(701h) Pharmaceutical Synthesis in Flow – Process Intensification of Albuterol | AIChE

(701h) Pharmaceutical Synthesis in Flow – Process Intensification of Albuterol

Authors 

Gregory, D. - Presenter, Virginia Commonwealth University
Kay, K., Virginia Commonwealth University
Noble, J., Virginia Commonwealth University
Gupton, F., Virginia Commonwealth University
Ferri, J. K., Virginia Commonwealth University
The active pharmaceutical ingredients (APIs) found in most modern drugs are traditionally synthesized via batch-style methods as opposed to continuous processing in flow reactors. While batch synthesis allows production of APIs in bulk quantities, it limits the tools and process efficiencies at the disposal of pharmaceutical engineers. Batch API synthesis requires large volume vessels in order to scale up a process; this raises safety concerns, increases capital costs, and generates variability between batches. In recent years, a new wave of pharmaceutical engineering has sought to translate batch pharmaceutical processing into continuous methods of manufacturing. While still a developing field, continuous synthesis in flow allows an API to be synthesized in plug flow reactors and offers the option of employing packed catalytic beds to efficiently drive reactions to completion via non-equilibrium conditions.
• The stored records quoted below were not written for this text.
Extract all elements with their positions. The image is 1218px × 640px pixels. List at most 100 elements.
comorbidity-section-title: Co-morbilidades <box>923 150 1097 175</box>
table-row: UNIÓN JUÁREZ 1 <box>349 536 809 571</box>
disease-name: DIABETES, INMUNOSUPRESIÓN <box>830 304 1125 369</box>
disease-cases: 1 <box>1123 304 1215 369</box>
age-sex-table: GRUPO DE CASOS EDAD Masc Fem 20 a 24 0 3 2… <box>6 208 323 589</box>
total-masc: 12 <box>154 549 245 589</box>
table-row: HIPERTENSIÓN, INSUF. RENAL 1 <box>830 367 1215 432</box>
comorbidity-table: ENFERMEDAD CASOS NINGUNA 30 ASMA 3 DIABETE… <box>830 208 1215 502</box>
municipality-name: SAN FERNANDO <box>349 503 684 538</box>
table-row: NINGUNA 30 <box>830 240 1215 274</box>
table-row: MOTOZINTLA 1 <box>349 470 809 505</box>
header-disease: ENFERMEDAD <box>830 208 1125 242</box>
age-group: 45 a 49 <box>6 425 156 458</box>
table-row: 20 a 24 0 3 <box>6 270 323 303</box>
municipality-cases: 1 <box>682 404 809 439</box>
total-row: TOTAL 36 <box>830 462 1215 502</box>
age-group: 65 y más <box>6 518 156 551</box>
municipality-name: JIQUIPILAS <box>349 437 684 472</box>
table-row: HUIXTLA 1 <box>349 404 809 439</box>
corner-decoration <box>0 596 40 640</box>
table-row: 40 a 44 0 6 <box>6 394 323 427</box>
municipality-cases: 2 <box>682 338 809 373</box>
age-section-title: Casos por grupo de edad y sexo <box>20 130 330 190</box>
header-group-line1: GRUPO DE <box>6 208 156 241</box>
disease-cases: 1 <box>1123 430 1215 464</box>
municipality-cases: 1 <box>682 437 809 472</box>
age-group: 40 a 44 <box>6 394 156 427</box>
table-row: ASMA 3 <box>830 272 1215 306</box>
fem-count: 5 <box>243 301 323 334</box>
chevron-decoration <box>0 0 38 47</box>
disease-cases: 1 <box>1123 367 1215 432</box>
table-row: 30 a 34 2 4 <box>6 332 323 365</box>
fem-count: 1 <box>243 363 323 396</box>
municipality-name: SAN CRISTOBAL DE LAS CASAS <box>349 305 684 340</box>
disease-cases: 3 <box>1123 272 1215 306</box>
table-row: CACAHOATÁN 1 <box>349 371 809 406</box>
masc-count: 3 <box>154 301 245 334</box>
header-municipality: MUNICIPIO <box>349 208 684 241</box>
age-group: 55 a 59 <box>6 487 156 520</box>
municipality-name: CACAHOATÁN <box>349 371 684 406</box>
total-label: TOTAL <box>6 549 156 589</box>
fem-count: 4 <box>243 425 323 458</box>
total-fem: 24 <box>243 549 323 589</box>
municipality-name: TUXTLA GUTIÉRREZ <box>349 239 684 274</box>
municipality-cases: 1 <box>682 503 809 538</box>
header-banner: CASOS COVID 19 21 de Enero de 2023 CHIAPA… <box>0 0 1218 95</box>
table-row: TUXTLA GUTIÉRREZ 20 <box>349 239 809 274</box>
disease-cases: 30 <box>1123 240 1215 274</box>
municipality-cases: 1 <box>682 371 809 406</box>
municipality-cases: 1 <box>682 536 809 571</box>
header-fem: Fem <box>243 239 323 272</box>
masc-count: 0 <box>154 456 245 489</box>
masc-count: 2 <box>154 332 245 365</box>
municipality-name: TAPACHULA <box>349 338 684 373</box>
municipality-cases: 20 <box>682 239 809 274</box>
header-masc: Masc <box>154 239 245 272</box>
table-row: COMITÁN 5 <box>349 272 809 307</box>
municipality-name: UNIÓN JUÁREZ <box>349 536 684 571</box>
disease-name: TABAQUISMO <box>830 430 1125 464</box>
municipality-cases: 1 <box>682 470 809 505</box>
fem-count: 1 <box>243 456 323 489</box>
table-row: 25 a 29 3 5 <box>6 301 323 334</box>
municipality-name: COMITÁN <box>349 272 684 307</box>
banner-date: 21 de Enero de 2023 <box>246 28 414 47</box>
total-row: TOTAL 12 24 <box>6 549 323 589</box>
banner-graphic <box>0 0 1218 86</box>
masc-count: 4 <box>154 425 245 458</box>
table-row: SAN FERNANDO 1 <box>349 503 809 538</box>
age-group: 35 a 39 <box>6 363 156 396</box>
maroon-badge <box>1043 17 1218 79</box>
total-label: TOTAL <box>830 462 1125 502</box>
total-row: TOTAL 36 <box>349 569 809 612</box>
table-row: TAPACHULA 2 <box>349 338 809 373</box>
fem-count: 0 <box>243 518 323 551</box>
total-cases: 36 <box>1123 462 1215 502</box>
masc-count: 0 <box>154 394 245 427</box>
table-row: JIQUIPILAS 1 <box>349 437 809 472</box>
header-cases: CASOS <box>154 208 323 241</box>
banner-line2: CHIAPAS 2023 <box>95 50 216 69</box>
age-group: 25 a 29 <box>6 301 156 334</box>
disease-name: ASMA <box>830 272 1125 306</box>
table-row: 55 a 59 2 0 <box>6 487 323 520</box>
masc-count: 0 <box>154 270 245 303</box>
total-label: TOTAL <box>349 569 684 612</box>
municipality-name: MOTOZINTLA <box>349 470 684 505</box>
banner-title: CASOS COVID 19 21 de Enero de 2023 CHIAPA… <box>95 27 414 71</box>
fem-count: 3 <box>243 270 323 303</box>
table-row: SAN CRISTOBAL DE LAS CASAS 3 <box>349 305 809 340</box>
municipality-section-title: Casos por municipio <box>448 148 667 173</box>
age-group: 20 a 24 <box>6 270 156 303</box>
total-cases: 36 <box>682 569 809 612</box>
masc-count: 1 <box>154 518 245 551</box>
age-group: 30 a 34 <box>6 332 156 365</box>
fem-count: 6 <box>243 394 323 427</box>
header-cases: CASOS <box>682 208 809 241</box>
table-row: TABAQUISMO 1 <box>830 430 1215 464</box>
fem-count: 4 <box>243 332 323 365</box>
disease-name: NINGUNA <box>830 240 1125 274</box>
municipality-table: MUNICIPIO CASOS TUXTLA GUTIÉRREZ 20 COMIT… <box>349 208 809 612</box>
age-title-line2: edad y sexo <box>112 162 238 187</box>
This talk examines the conversion of traditional batch API synthesis to continuous flow manufacturing for the production of albuterol. Albuterol is a beta-agonist bronchodilator used for the treatment of asthma and a current listing on the Food and Drug Administration’s (FDA’s) drug shortage list. Specifically, we highlight new methodologies of process intensification via flow chemistry to optimize amination and hydrogenation reactions. Practical aspects related to appropriate synthon selection to enable flow chemistry and process intensification will be discussed. Current results offer improved efficiencies versus batch synthesis as measured by liquid chromatography area percent (LCAP), nuclear magnetic resonance (NMR), and spectroscopic techniques (Raman, IR, UV-Vis). Additionally, we demonstrate how packed bed catalytic reactors (Pd/Carbon) can be used to replace commercial batch reactors. This work will ultimately be utilized in a continuous end-to-end albuterol manufacturing plant in order to streamline API synthesis and help the U.S. mitigate critical drug shortages.